Blair paled even more. He swallowed. Damn his mother. Damn his own stupidity. He should have told Jim, not just believed that it would go away. He was such a fool!

“Chief, tell me you didn't.” Jim suddenly understood fully what these reporters were talking about. The accusation and betrayal underlying his demand pierced Blair's heart.

“No, no. I didn't do anything.” Blair hoped he could salvage the situation, but the look on Jim's face told him otherwise, and turning to the reporters Blair raised his voice, “Look, there must be some mistake here. I don't know where you got your information from...”

A female reporter at Jim's side interrupted him and eagerly explained. “Your publisher sent us excerpts from the manuscript.”

“My what?!” Blair's voice cracked. “I don't have a publisher!”

“Let's hear it from the sentinel himself,” another female reporter on Blair's side demanded, ignoring him, her attention focused on their victim.
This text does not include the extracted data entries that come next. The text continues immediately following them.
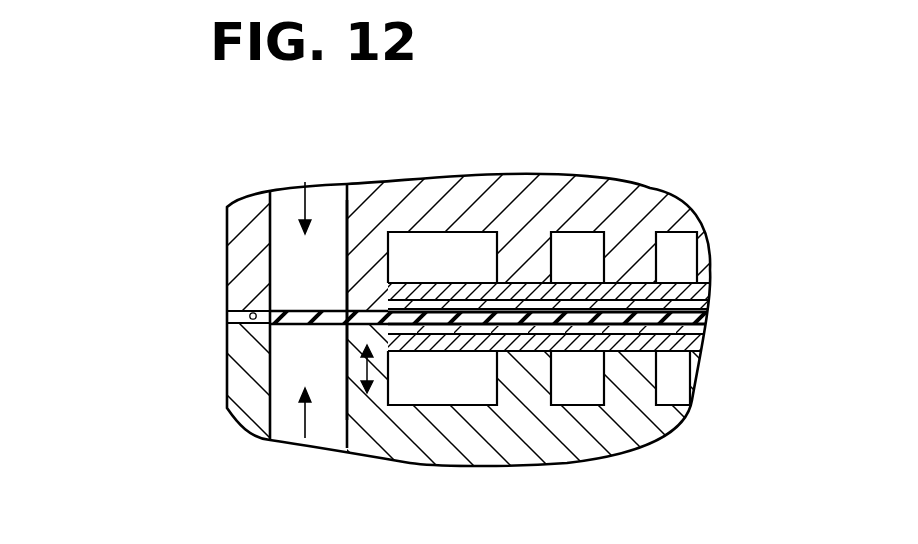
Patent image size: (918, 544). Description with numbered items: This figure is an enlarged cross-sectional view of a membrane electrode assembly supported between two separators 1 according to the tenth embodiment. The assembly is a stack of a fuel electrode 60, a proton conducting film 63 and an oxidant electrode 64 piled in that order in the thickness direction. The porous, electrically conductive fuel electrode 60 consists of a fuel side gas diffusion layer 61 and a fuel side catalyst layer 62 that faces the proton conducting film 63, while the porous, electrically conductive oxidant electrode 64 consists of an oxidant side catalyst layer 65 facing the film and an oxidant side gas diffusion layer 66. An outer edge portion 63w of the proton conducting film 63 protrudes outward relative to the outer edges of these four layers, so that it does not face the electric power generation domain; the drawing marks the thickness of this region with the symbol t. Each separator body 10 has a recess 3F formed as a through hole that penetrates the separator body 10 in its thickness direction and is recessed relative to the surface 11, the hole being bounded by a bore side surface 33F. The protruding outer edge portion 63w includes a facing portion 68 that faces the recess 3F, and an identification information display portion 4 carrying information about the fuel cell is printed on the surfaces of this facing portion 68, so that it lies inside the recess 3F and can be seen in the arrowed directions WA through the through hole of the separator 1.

The separator 1 is at (236, 219).
The separator body 10 is at (237, 243).
The surface 11 is at (259, 309).
The identification information display portion 4 is at (300, 303).
The facing portion 68 is at (292, 326).
The outer edge portion 63w is at (289, 324).
The fuel electrode 60 is at (783, 260).
The fuel side gas diffusion layer 61 is at (707, 286).
The fuel side catalyst layer 62 is at (705, 302).
The proton conducting film 63 is at (702, 318).
The oxidant electrode 64 is at (783, 360).
The oxidant side catalyst layer 65 is at (700, 334).
The oxidant side gas diffusion layer 66 is at (700, 348).
The thickness t is at (370, 370).
The arrowed directions WA is at (283, 217).
The recess 3F is at (290, 187).
The bore side surface 33F is at (345, 218).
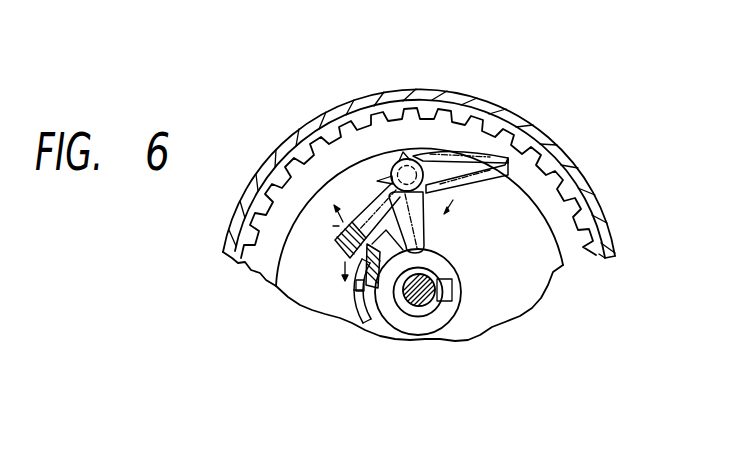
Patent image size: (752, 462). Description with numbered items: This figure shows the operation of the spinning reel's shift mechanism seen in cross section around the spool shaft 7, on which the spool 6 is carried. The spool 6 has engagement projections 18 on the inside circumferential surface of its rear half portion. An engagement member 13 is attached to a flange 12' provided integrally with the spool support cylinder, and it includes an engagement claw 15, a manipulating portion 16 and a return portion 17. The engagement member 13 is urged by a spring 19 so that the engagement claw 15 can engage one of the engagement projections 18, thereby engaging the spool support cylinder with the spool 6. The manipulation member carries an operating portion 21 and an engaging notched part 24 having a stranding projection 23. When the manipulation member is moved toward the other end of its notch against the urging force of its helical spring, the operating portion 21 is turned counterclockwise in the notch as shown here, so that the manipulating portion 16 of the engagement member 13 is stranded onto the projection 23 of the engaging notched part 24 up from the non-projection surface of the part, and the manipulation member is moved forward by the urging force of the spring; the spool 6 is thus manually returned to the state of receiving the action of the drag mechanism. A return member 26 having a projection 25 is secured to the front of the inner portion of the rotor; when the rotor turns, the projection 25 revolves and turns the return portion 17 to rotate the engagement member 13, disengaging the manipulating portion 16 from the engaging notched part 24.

Jim finally lost his last bit of patience. “I have no idea what you're talking about. Now, get that out of here,“ he demanded, pushing back the microphone on his side and rolling up his window, mirrored by Blair who did the same on his side, “and back off before someone loses a toe!”

He started the motor, ignoring the people around them. A tiny part hoped he would hurt one of them.

“Jim, I can explain!” Blair began.

“Chief, do not say anything right now,” Jim coldly cut him off, and drove away looking straight on the street ahead of them.